A Promising Method of Typhoon Wave Retrieval from Gaofen-3 Synthetic Aperture Radar Image in VV-Polarization

Sensors (Basel). 2018 Jun 28;18(7):2064. doi: 10.3390/s18072064.

Abstract

The motivation of this work is to explore the possibility of typhoon wave retrieval (the main parameter is significant wave height (SWH)) for C-band Gaofen (GF-3) synthetic aperture radar (SAR) with a wide swath coverage (>400 km). We aim to establish an analysis of a typhoon wave in the subresolution-scale (approximately 20 × 20 km²) on GF-3 SAR through SAR-measured parameters, including a normalized radar cross section (NRCS) and variance of the normalized SAR image (herein called cvar), which are the basic variables in an empirical wave retrieval algorithm and are independent of visible wave streaks. Several typhoons around the China Seas were captured by Chinese GF-3 SAR in 2017; e.g., Noru, Doksuri, Talim and Hato. The wave fields simulated from the third-generation numerical wave model WAVEWATCH-III (WW3) are collocated with these images. In general, the distribution patterns of the typhoon waves from the WW3 model are consistent with wave fields from the European Centre for Medium-Range Weather Forecasts (ECMWF) at 0.125° grids, indicating that the simulation results from the WW3 model are suitable for our study.

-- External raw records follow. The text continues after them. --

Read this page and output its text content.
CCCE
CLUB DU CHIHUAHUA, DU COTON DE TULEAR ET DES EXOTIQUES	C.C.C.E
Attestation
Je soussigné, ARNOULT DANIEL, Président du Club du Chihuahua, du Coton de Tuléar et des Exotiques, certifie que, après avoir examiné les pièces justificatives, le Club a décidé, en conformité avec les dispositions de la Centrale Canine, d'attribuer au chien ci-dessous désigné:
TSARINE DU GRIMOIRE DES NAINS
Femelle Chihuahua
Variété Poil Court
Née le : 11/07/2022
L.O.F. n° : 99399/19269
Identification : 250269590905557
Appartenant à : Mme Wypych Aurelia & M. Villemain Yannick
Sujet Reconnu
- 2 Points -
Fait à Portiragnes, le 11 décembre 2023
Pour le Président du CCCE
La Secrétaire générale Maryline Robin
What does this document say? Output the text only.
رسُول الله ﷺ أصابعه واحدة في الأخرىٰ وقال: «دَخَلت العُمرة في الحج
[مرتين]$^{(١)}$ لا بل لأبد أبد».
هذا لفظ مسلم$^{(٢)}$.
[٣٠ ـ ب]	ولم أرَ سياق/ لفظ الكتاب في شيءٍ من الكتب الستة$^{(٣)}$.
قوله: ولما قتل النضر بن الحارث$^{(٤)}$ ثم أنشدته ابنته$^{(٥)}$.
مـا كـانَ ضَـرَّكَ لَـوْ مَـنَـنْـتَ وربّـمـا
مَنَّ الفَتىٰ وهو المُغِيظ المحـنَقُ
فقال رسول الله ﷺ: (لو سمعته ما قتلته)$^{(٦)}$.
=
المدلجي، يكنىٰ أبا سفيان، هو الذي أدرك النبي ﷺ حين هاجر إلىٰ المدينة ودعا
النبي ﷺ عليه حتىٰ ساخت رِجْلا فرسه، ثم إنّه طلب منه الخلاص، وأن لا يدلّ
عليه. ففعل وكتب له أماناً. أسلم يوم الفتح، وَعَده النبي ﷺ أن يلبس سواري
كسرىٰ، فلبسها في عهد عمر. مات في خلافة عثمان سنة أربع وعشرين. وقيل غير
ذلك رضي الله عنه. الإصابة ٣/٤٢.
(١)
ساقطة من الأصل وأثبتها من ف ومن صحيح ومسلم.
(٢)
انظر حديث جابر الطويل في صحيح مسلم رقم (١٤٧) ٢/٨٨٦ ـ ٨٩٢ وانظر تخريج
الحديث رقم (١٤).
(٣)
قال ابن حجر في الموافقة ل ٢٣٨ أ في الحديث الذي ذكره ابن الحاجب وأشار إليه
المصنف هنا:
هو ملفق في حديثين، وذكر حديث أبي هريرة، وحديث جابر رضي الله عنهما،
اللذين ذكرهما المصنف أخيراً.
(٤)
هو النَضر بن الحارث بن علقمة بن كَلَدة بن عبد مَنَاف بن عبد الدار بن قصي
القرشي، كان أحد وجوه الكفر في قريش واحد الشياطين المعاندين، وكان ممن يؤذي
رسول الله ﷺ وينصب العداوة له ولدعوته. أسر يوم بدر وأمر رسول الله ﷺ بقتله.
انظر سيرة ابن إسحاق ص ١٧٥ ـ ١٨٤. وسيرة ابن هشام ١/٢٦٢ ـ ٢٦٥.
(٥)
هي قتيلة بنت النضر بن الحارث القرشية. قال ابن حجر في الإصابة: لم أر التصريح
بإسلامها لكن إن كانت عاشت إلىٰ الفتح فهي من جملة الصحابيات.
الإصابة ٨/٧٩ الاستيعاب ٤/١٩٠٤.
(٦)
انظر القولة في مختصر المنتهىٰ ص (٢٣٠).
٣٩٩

In addition to winds retrieved from GF-3 SAR images in vertical-horizontal (VH) polarization, the characteristics of the typhoon wave on vertical-vertical (VV) polarization GF-3 SAR images are studied. It is found that SWH has a linear relationship with NRCS and cvar, however, SWH fluctuates with wind speed at all incidence angles. Based on the analyzed results, we simply tune two empirical wave retrieval algorithms for GF-3 SAR in typhoons. Although the correlation (COR) reaches 0.5 taking account into the NRCS term, a more accurate retrieval algorithm, including more related terms, is anticipated for further development for GF-3 SAR and validated through more typhoon images.

Keywords: Gaofen-3 synthetic aperture radar; VV-polarization; typhoon wave.